To register on Grants.gov, applicants must:
- Obtain a Unique Entity Identifier (UEI) number;
- Register with the System for Award Management (SAM) at www.SAM.gov;
- Create a Grants.gov username and password; and
- The E-Business Point of Contact (POC) at your organization must respond to the registration email from Grants.gov and login at Grants.gov to authorize you as an Authorized Organization Representative (AOR). Please note that there can be more than one AOR for an organization.
Please note, on April 4, 2022, the unique entity identifier used across the Federal government changed from the Data Universal Numbering System (DUNS) number to the Unique Entity Identifier (UEI) (generated by SAM.gov). If your entity is currently registered in SAM.gov, your UEI has already been assigned and is viewable in SAM.gov. This includes inactive registrations.
For information and instructions on each of these processes, please see Grants.gov’s Frequently Asked Questions by Applicants. Information on the federal grants funding process and supporting resources is available at the Grants.gov Grants 101 page and on the Grant Lifecycle Timeline.
Explore Federal Grant Pre-Award guidance
Leverage the Federal Grant Applicant Resources page for additional information on account registration, eligibility, training, and FAQs
The Build America Bureau, responsible for supporting transportation infrastructure development projects, offers several programs to provide project finance assistance to State, local, and private project sponsors. These are customizable credit instruments that reduce project costs and increase flexibility. With the Bureau’s credit programs, State and local project sponsors have the ability to accelerate delivery of needed infrastructure projects, often in partnership with private sector investors.
Application information can be found on each of the program pages linked below:
• Public-Private Partnerships (P3s)
• Transportation Infrastructure Finance and Innovation Act (TIFIA)
• Railroad Rehabilitation & Improvement Financing (RRIF)
• Private Activity Bonds (PABs)
• Infrastructure For Rebuilding America (INFRA) Grants
See more about credit programs and grants for Bipartisan Infrastructure Law projects through the Build America Bureau.

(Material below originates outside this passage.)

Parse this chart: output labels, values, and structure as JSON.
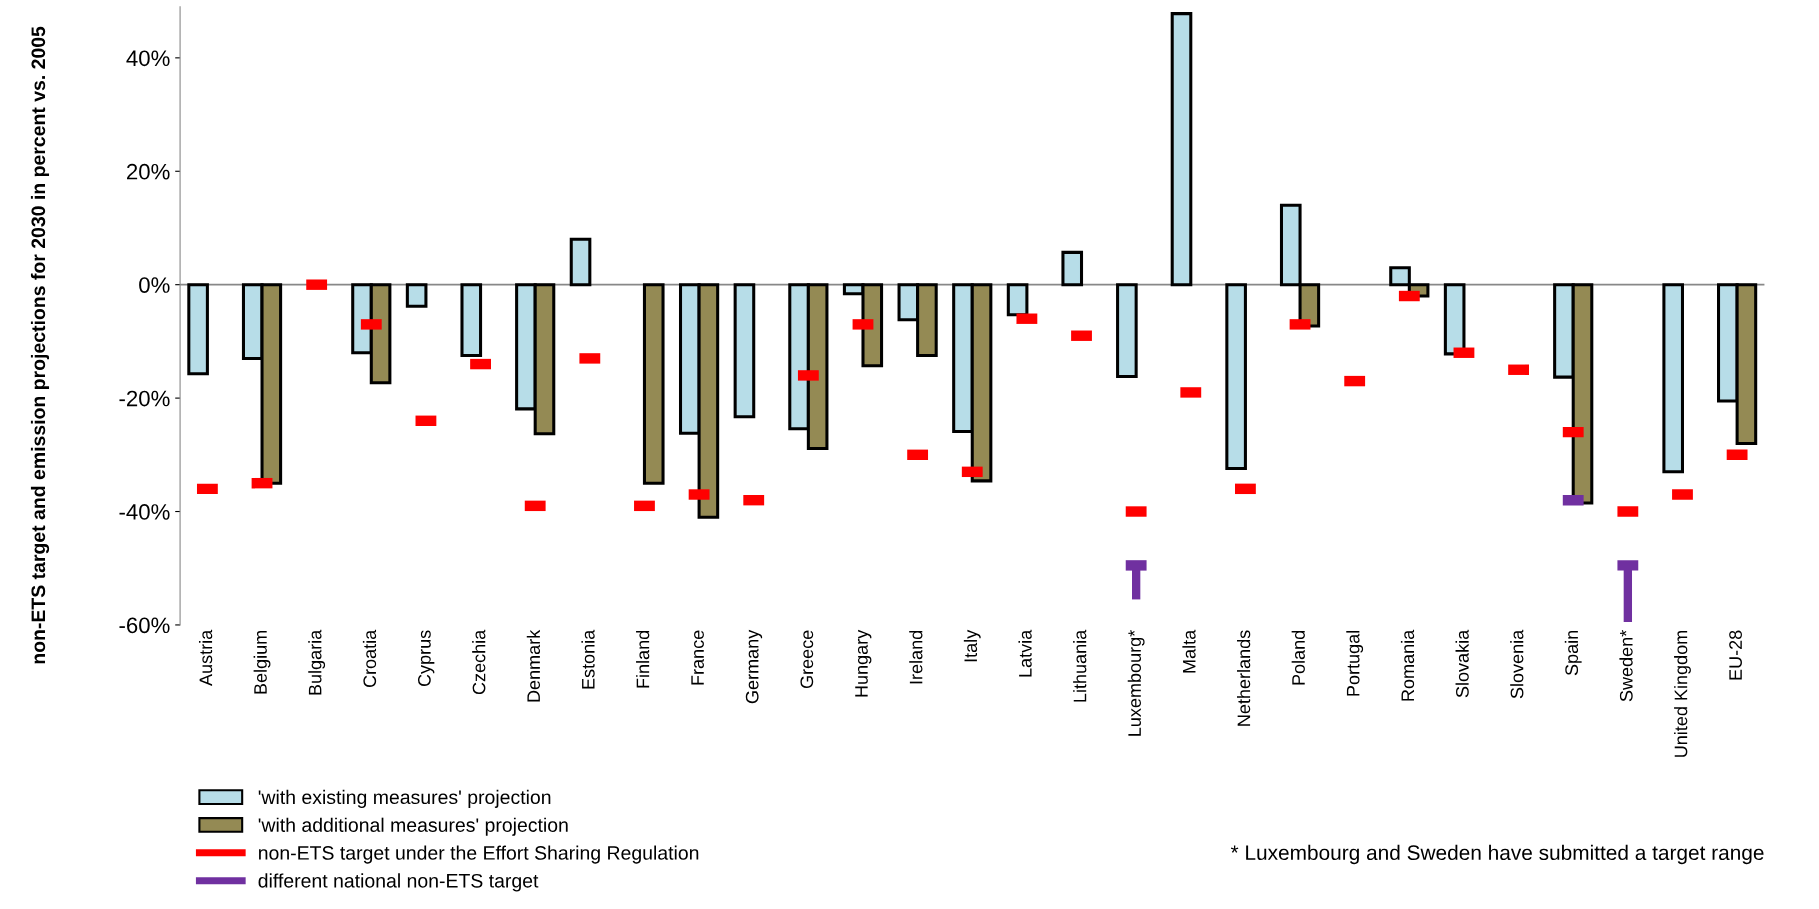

Codified in the Bipartisan Infrastructure Law, the Rural Opportunities to Use Transportation for Economic Success (ROUTES) is an initiative to address disparities in rural transportation infrastructure by developing user-friendly tools and technical assistance. To view additional information on ROUTES, including grant application and EV infrastructure toolkits, visit the ROUTES initiative page.
The new DOT Navigator – currently in beta version – provides additional information on applying for DOT grant programs and a comprehensive snapshot of the wide range of technical assistance resources available across the Department for all eligible BIL applicants and transportation stakeholders.
View additional information in the White House’s Technical Assistance Guide to help communities deliver infrastructure projects.
- Recipients and sub-recipients are the first line of defense and are responsible for ensuring funds are not used for ineligible purposes, and there is no fraud, waste, or abuse associated with their award.
- DOT encourages recipients to use IIJA-funded projects to advance shared interests and promote the equitable delivery of projects to underserved communities.
- Transparency and public accountability for IIJA awards and use of such funds are critical to upholding program integrity and trust in all levels of government.
- IIJA awarded funds should be managed consistent with Administration guidance per Office of Management and Budget Memorandum M-22-12.
- For more information on this Memorandum, review the White House FACT SHEET: Biden-Harris Administration Prioritizes Effectiveness, Accountability, and Transparency in Bipartisan Infrastructure Law Implementation
- Eligible costs under the grant
- Duration for use of grant funding – obligation deadline; spending deadline
- Local funding match requirements
- Procurement rules may differ when using Federal grants
- Provisions for Buy America, Disadvantaged Business Enterprise (DBE), etc.